Now, we have to find compound interest for Re. 1. For Rs. 10000, th compound interest is Rs. 4026
For the principal Re. 1, the compound interest is = 4026/10000 = 0.4026
From the ready recknors 0.4026 corresponds to 5 years.
Therefore, n = 5.
(b) Amount RS 16939.2 principal RS 12000 at 9% p.a.
We have A = Rs. 16939.2
P = 12000
R = 9
Compound interest = A – P = 16939.2 – 12000 = 4939.2
Thus, Rs. 4939.2 is the compound interest for the principal of Rs. 12000 at 9%.
Now, we have to find compound interest for Re. 1. For Rs. 12000, the compound interest is Rs. 4939.2
For the principal Re. 1, the compound interest is = 4939.2/12000 =0.4116
From the ready recknors 0.4116 corresponds to 4 years.
Therefore, n = 4.
- Using the ready recknors ,Find the rate of interest in the following :
(a) Compound interest RS 1733.6 for 3 years on principal of RS 11000
(b) Amount RS 35246 principal SR 20000 for 5 years .
Solution :
(a) Compound interest = Rs. 1733.6
n = 3
P = Rs. 11000
Thus, Rs. 4939.2 is the compound interest for the principal of Rs. 12000 at 9%.

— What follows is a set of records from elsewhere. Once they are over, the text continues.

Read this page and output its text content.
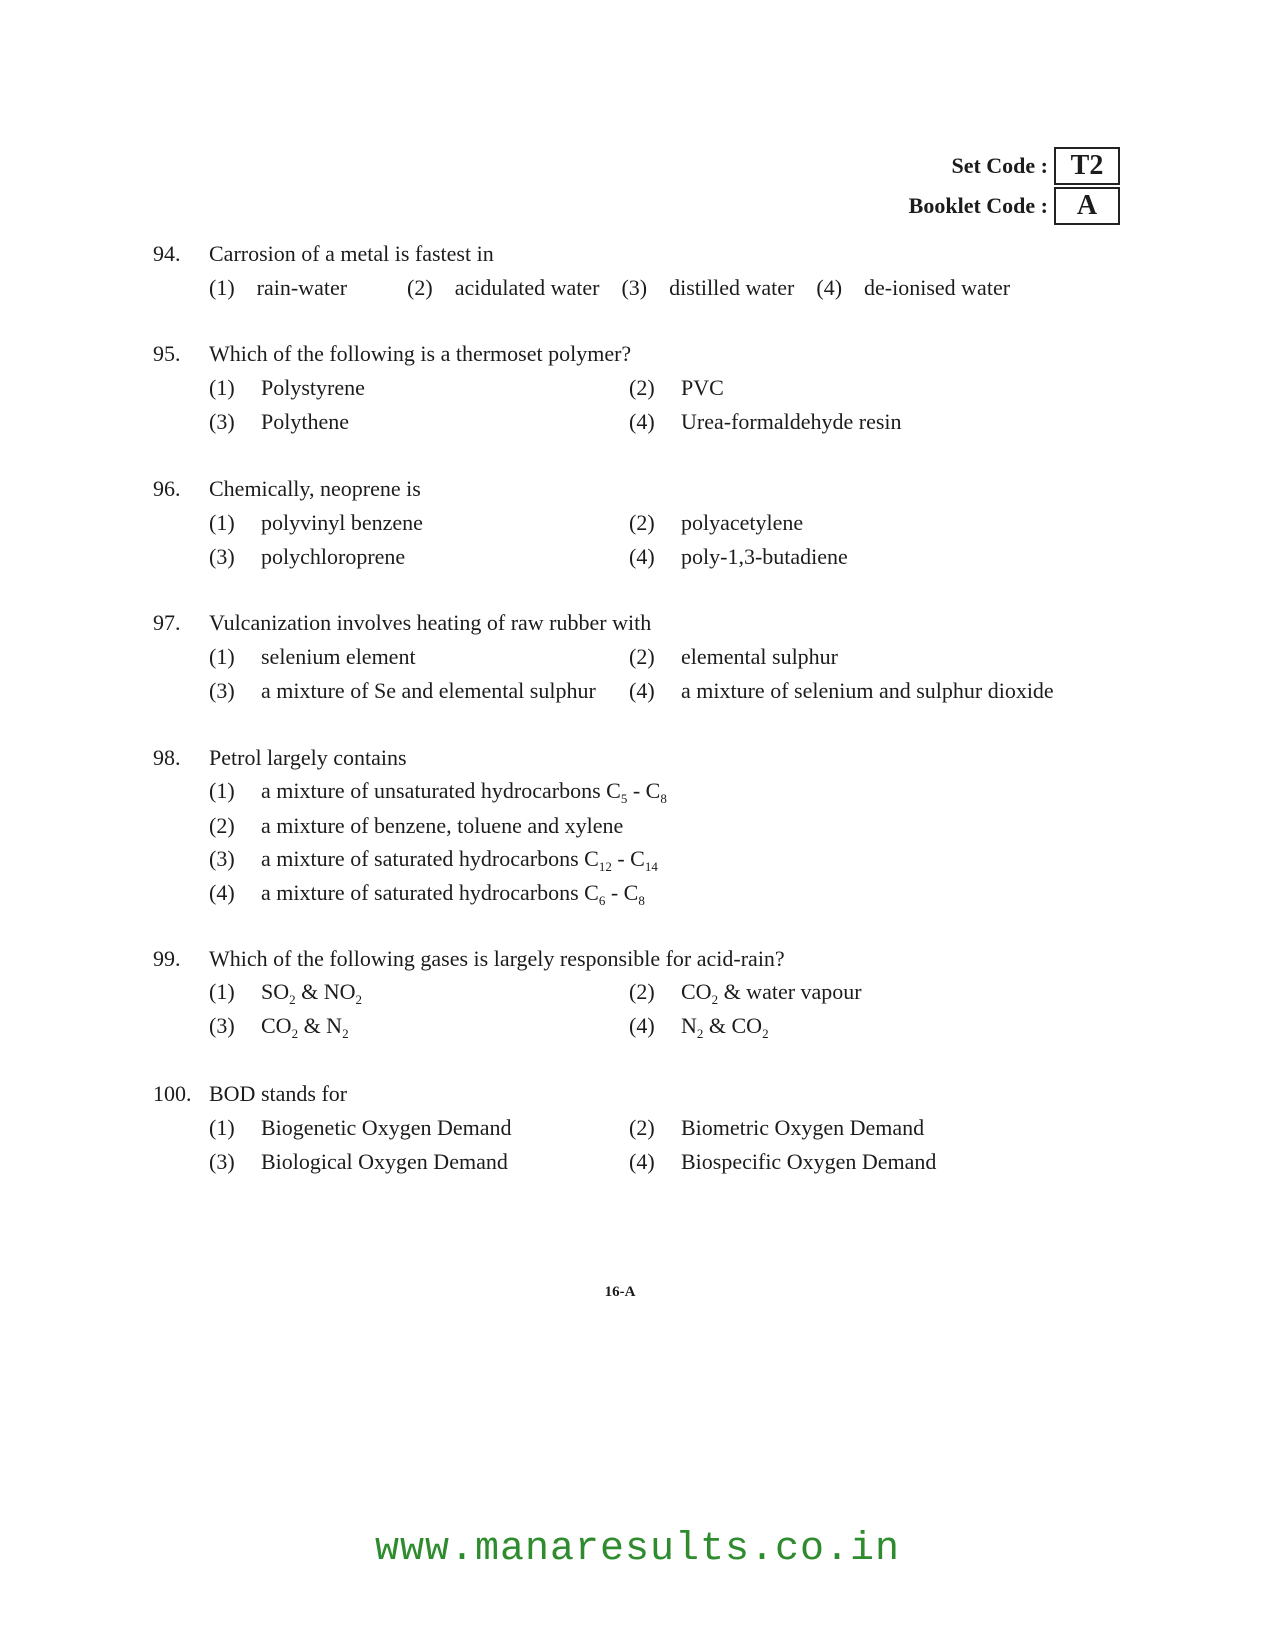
Set Code : T2
Booklet Code :	A
94.	Carrosion of a metal is fastest in
(1) rain-water	(2) acidulated water (3) distilled water (4) de-ionised water
95.	Which of the following is a thermoset polymer?
(1)	Polystyrene	(2)	PVC
(3)	Polythene	(4)	Urea-formaldehyde resin
96.	Chemically, neoprene is
(1)	polyvinyl benzene	(2)	polyacetylene
(3)	polychloroprene	(4)	poly-1,3-butadiene
97.	Vulcanization involves heating of raw rubber with
(1)	selenium element	(2)	elemental sulphur
(3)	a mixture of Se and elemental sulphur (4)	a mixture of selenium and sulphur dioxide
98.	Petrol largely contains
(1)	a mixture of unsaturated hydrocarbons $C_5 - C_8$
(2)	a mixture of benzene, toluene and xylene
(3)	a mixture of saturated hydrocarbons $C_{12} - C_{14}$
(4)	a mixture of saturated hydrocarbons $C_6 - C_8$
99.	Which of the following gases is largely responsible for acid-rain?
(1)	$SO_2$ & $NO_2$	(2)	$CO_2$ & water vapour
(3)	$CO_2$ & $N_2$	(4)	$N_2$ & $CO_2$
100. BOD stands for
(1)	Biogenetic Oxygen Demand	(2)	Biometric Oxygen Demand
(3)	Biological Oxygen Demand	(4)	Biospecific Oxygen Demand
16-A
www.manaresults.co.in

Now, we have to find compound interest for Re. 1. For Rs. 11000, the compound interest is Rs. 1733.6
For the principal Re. 1, the compound interest is = 1733.6 /11000 = 0.1576
From the ready recknors 0.1576 corresponds to 5%
Therefore the rate of interest is 5%.
(b)
Amount = Rs. 35246
P = Rs. 20000
n = 5
Compound interest = A – P = 35246 – 20000 = 15246
Now, we have to find compound interest for Re. 1. For Rs. 20000, the compound interest is Rs. 15246
For the principal Re. 1, the compound interest is = 15246 /20000 = 0.7623
From the ready recknors 0.7623 corresponds to 12%
Therefore the rate of interest is 12%.